If the order is not a problem you can try any of the hashing techniques. All hashing techniques generally lead to grouping of similar items. For each item in the array just use a hash function and all the elements are grouped according to the function that you define.



回答3:

If all elements could be partitioned into two groups, we could solve this problem with a hash.
The complexity is time = O(n) and additional space = O(1).

If all elements could be partitioned into three groups, we could apply the above method twice.
The complexity is time = O(n) * 2 = O(n) and additional space = O(1).

If all elements could be partitioned into four groups, we could apply the first method three times.
The complexity is time = O(n) * 3 = O(n) and additional space = O(1).

If all elements could be partitioned into k groups, we could apply the first method (k-1) times.
The complexity is time = O(n) * (k-1) = O(k*n) and additional space = O(k).

This methodology is superior to sorting in time complexity only when O(k) < O(log n).

Actually, when all elements could be partitioned into three groups, this problem becomes Dutch national flag problem proposed by Edsger Dijkstra.



回答4:

Do you have any constraints on different keys?

If not, you are actually more looking for a hash bag than for any kind of sorting.

Since you did not give any programming language, here is a python example:

from collections import defaultdict

data=[ (1,"a"), (2, "c"), (3, "d"), (2, "b") ]

table = defaultdict(lambda: list())
for key, record in data:
     table[key].append(record)

for key, values in table.iteritems():
    for value in values:
        print key, value

This should run in linear time, as hash table lookups are considered O(1).

If your data is larger than your main memory, a classic external sorting approach may be faster though than hitting an external hash table badly.

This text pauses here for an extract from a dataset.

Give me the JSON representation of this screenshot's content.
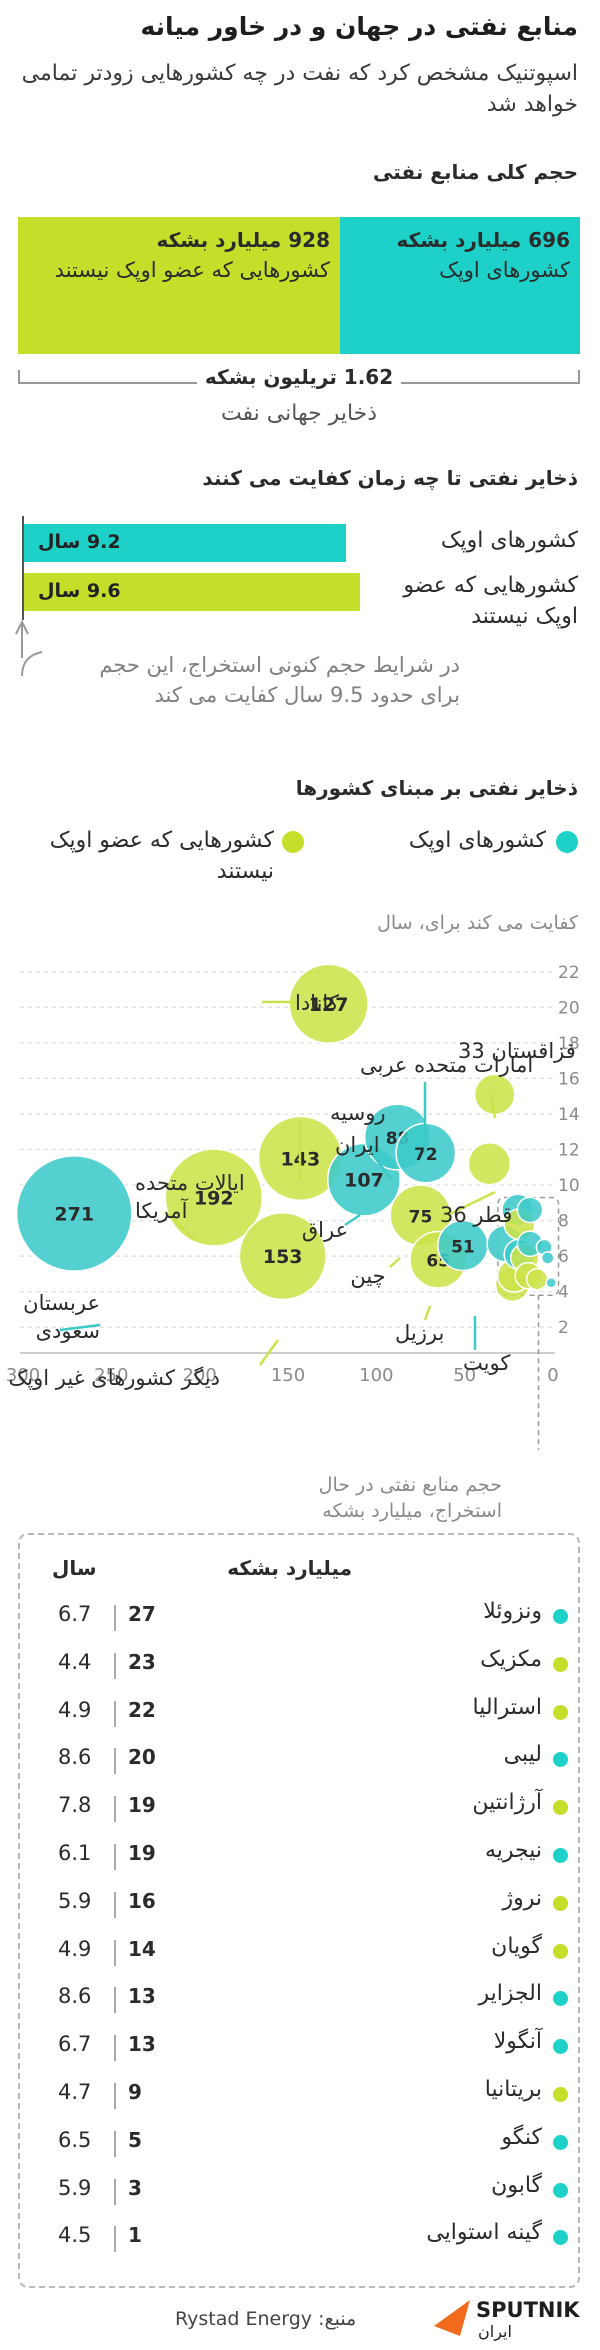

In general, a full sort can be faster, because the algorithms are well optimized! So do benchmarks!



回答5:

The idea similar to the Python code above, but in CL:

(defun partition (array &key (test #'eql))
  (loop with table = (make-hash-table :test test)
     for i across array do
       (setf (gethash i table) (1+ (gethash i table 0)))
     finally
       (return
         (loop with result = (make-array (length array))
            with pointer = -1
            for key being the hash-keys of table
            for value being the hash-values of table do
              (loop while (> value 0) do
                   (setf (aref result (incf pointer)) key
                         value (1- value)))
            finally (return result)))))

(partition #(1 2 3 "2" "2" "3" 'a 'b 'b 3 3 1 1 "3" 'a))
;; #(1 1 1 2 3 3 3 "2" "2" "3" 'A 'B 'B "3" 'A)

(partition #(1 2 3 "2" "2" "3" 'a 'b 'b 3 3 1 1 "3" 'a) :test #'equal)
;; #(1 1 1 2 3 3 3 "2" "2" "3" "3" 'A 'A 'B 'B)

It also illustrates that the concept of being equal is not a given. You may define what do you treat as equal, and depending on that definition it may or may not make sense to compare it to the speed of sorting (because sorting implies that it is possible to order the sequence).